Errada, porque falta de transparência no uso de dados é um problema ético e de privacidade, não técnico.
- B)O risco de desumanização da educação, com a interação com a máquina substituindo interações humanas.
Errada, pois a desumanização da educação é um risco ético e pedagógico ligado às relações humanas.
- C)A desigualdade no acesso às ferramentas, que prejudica alunos e escolas com menos recursos.
Errada, porque desigualdade de acesso é um problema social e de equidade, não um aspecto técnico da IA.
- D)O problema da baixa qualidade dos conteúdos gerados pelos modelos de IA sem supervisão especializada.
Certa, pois baixa qualidade dos conteúdos gerados é um desafio técnico ligado ao funcionamento e à confiabilidade da IA.
- E)A possibilidade da perda de autonomia dos estudantes por dependência em relação às ferramentas.

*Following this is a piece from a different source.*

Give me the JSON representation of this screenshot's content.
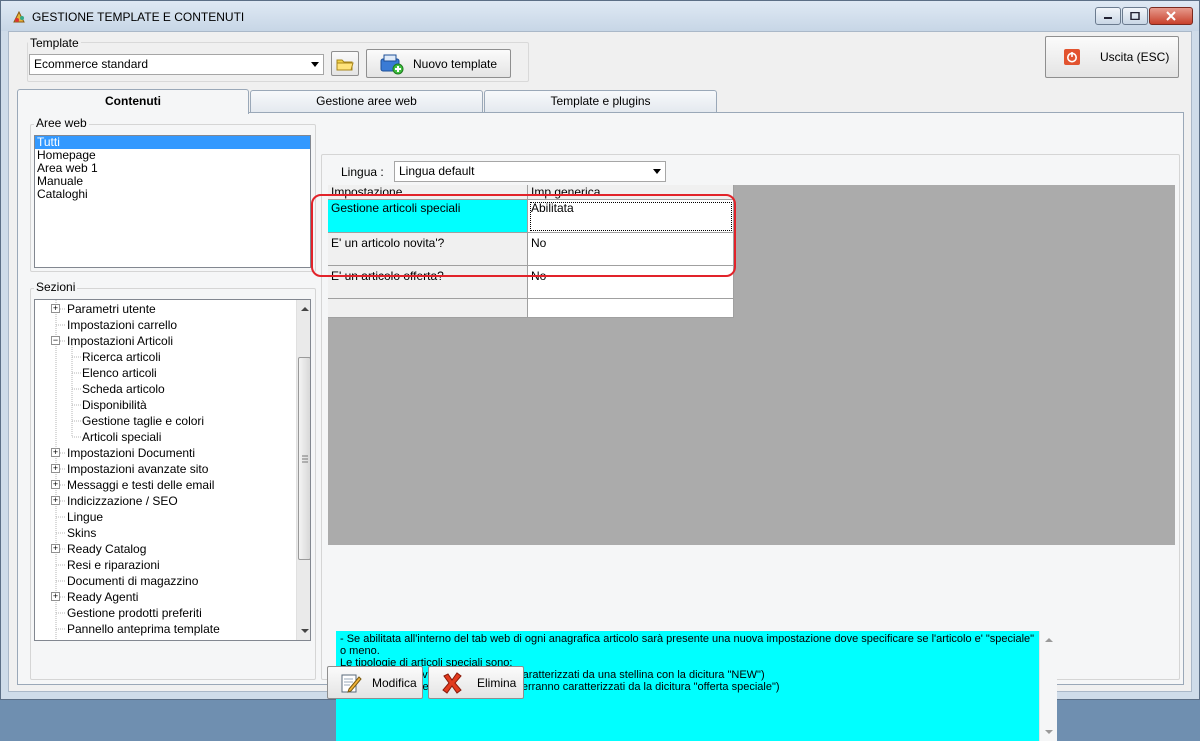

Errada, já que a perda de autonomia dos estudantes é um efeito ético e formativo do uso excessivo da ferramenta.
Gabarito: D
Quando se fala em inteligência artificial na educação, é útil separar os desafios em duas caixas: os técnicos e os éticos. Os técnicos dizem respeito ao funcionamento da ferramenta em si, como qualidade dos dados, confiabilidade do algoritmo, necessidade de supervisão humana e capacidade de gerar respostas úteis e corretas. Já os éticos envolvem privacidade, transparência, equidade, autonomia e impactos humanos do uso dessas tecnologias. Na questão, a banca pediu um desafio técnico. Isso aparece quando a ferramenta produz conteúdos ruins, imprecisos ou incoerentes se não houver supervisão especializada. A IA não é uma varinha mágica: ela aprende padrões, mas pode errar feio, inventar informações e reproduzir vieses dos dados de treinamento. Em educação, isso é particularmente delicado porque um material errado pode confundir o aluno em vez de ajudar. Por isso, o gabarito é a alternativa D. Ela aponta um problema diretamente ligado ao desempenho da ferramenta e à necessidade de controle técnico-pedagógico do que a IA gera. Em termos práticos, não basta a IA "falar bonito"; ela precisa entregar conteúdo confiável, o que depende de validação humana e boa curadoria. As demais alternativas tratam de questões éticas e sociais, como privacidade, desumanização, acesso desigual e dependência excessiva. Ou seja, são problemas importantes, mas não são o foco técnico pedido pelo enunciado. Em prova da FGV, essa separação entre "como a tecnologia funciona" e "como ela afeta as pessoas" costuma ser o pulo do gato.